One of the plenary sessions was delivered by Neil Gershenfeld, head of the Center for Bits and Atoms at MIT, what a great name for a department! I was a bit worried at the start, because he was talking about a new model for computer architecture, RALA, Reconfigurable Asynchronous Logic Automata. I suggest if you want to know more you read about it, because it was certainly beyond my understanding of physics and maths.
However, he quickly moved on to a class he began teaching at MIT called How to Make Almost Anything, which looks at how tools can be used for personal fabrication of things by people who have little experience. Some of the things the students make are clever, some funny, complex, simple. This is great example by Kelly Dobson who made a scream body, with very little engineering, electrical or coding experience:
This course and the development of machines for easy fabrication, led to the development of FabLabs, fully kitted out workshops which aim to give communities the chance to manufacture almost anything and turn ideas into reality.
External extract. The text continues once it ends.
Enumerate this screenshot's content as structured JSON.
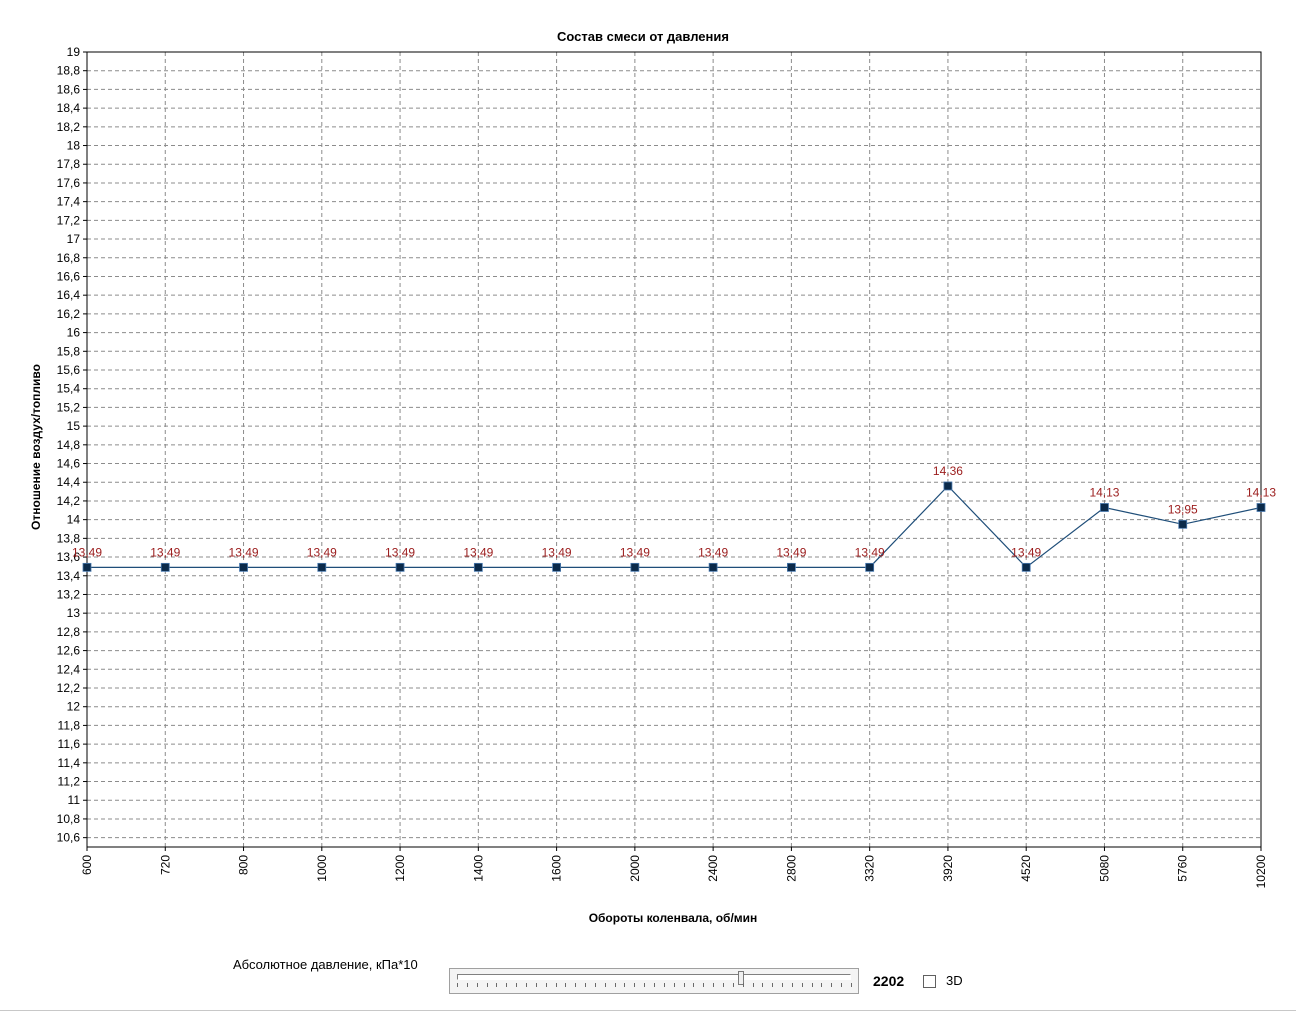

Each one has about $50,000 of kit in them, and there were some great examples of what had been done in them around the world, including an 8year old girl in Ghana making a circuit board, and some people in Afghanistan building a wireless network out of junk (imaginatively called Fabfi).
His thesis is that we started with machines in labs, which has moved on to machines made in labs, developing into digital assembly, which we have in the FabLabs, but we are now seeing the beginning of self assembly, where machines will make themselves.
There's a FabLab in Manchester, (why not Sheffield), and Neil reckons we'll have a Star trek replicator within 20 years. Now there's a target!